Canada and Argentina recently announced antidumping and countervailing duty decisions on certain products from mainland China, the Hong Kong Trade Development Council reported Aug. 10. Canada issued final affirmative AD/CVD decisions on upholstered domestic seating. Argentina renewed its AD duty order on mainland Chinese electrical connection terminals for cable diameters of up to 35 mm2. Canada also is seeking comments from interested parties by Aug. 31 on whether it should initiate an expiry review of the AD and CV duty orders on mainland Chinese flat welded large diameter carbon and alloy steel line pipe with an outside diameter greater than 24 inches (609.6 mm) and less than or equal to 60 inches (1,524 mm).
International coordination on how to account for embedded emissions in traded products is essential, Canada asserted in a recently published white paper about its exploration of a carbon border adjustment tax. "Work on international border carbon adjustments is in progress. An important part of advancing this work is ensuring a common understanding. To this effect, the government will continue its important conversations with Canadians and international partners, including the United States and European Union, in the coming months," the government wrote.

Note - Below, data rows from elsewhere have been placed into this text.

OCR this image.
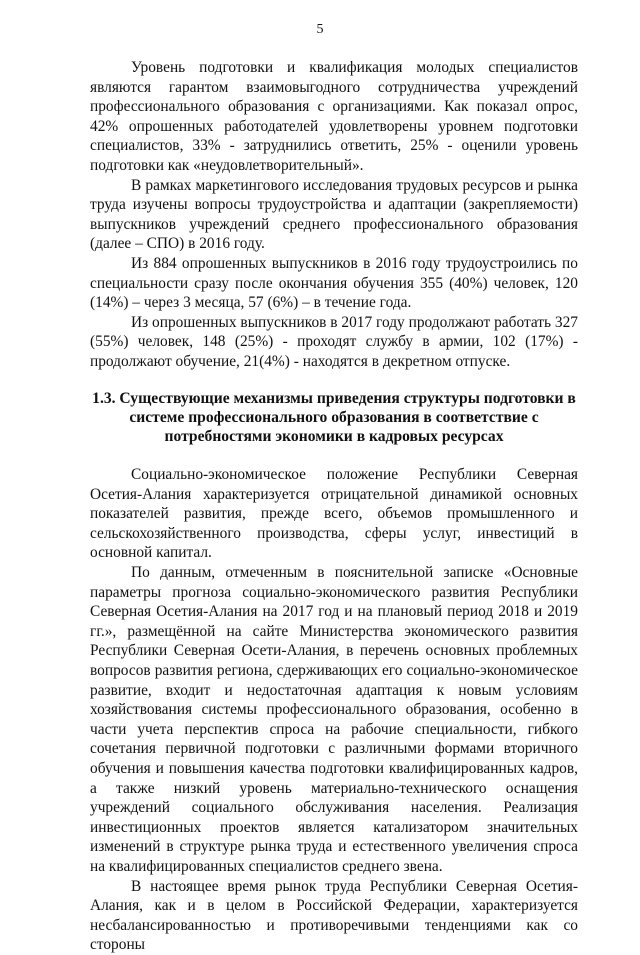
5

Уровень подготовки и квалификация молодых специалистов являются гарантом взаимовыгодного сотрудничества учреждений профессионального образования с организациями. Как показал опрос, 42% опрошенных работодателей удовлетворены уровнем подготовки специалистов, 33% - затруднились ответить, 25% - оценили уровень подготовки как «неудовлетворительный».

В рамках маркетингового исследования трудовых ресурсов и рынка труда изучены вопросы трудоустройства и адаптации (закрепляемости) выпускников учреждений среднего профессионального образования (далее – СПО) в 2016 году.

Из 884 опрошенных выпускников в 2016 году трудоустроились по специальности сразу после окончания обучения 355 (40%) человек, 120 (14%) – через 3 месяца, 57 (6%) – в течение года.

Из опрошенных выпускников в 2017 году продолжают работать 327 (55%) человек, 148 (25%) - проходят службу в армии, 102 (17%) - продолжают обучение, 21(4%) - находятся в декретном отпуске.

1.3. Существующие механизмы приведения структуры подготовки в системе профессионального образования в соответствие с потребностями экономики в кадровых ресурсах

Социально-экономическое положение Республики Северная Осетия-Алания характеризуется отрицательной динамикой основных показателей развития, прежде всего, объемов промышленного и сельскохозяйственного производства, сферы услуг, инвестиций в основной капитал.

По данным, отмеченным в пояснительной записке «Основные параметры прогноза социально-экономического развития Республики Северная Осетия-Алания на 2017 год и на плановый период 2018 и 2019 гг.», размещённой на сайте Министерства экономического развития Республики Северная Осети-Алания, в перечень основных проблемных вопросов развития региона, сдерживающих его социально-экономическое развитие, входит и недостаточная адаптация к новым условиям хозяйствования системы профессионального образования, особенно в части учета перспектив спроса на рабочие специальности, гибкого сочетания первичной подготовки с различными формами вторичного обучения и повышения качества подготовки квалифицированных кадров, а также низкий уровень материально-технического оснащения учреждений социального обслуживания населения. Реализация инвестиционных проектов является катализатором значительных изменений в структуре рынка труда и естественного увеличения спроса на квалифицированных специалистов среднего звена.

В настоящее время рынок труда Республики Северная Осетия-Алания, как и в целом в Российской Федерации, характеризуется несбалансированностью и противоречивыми тенденциями как со стороны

Ecuador recently lowered tariffs on 667 products, including 43 agricultural goods, a move expected to principally benefit U.S. exporters of soybean meal and wheat, the U.S. Department of Agriculture Foreign Agricultural Service said in an Aug. 3 report. The rates go into effect Oct. 1. Other U.S. exports that could benefit are liver and offal of bovine animals, kidney beans, peanut oil, sugars with added flavoring and coloring, and certain tea extracts. USDA also said the U.S. “previously faced tariff disadvantages for several products which are now at zero percent ad valorem for all countries,” which should create “opportunities” for U.S. exporters of other goods, including hazelnuts, malts, starches and animal feed preparations.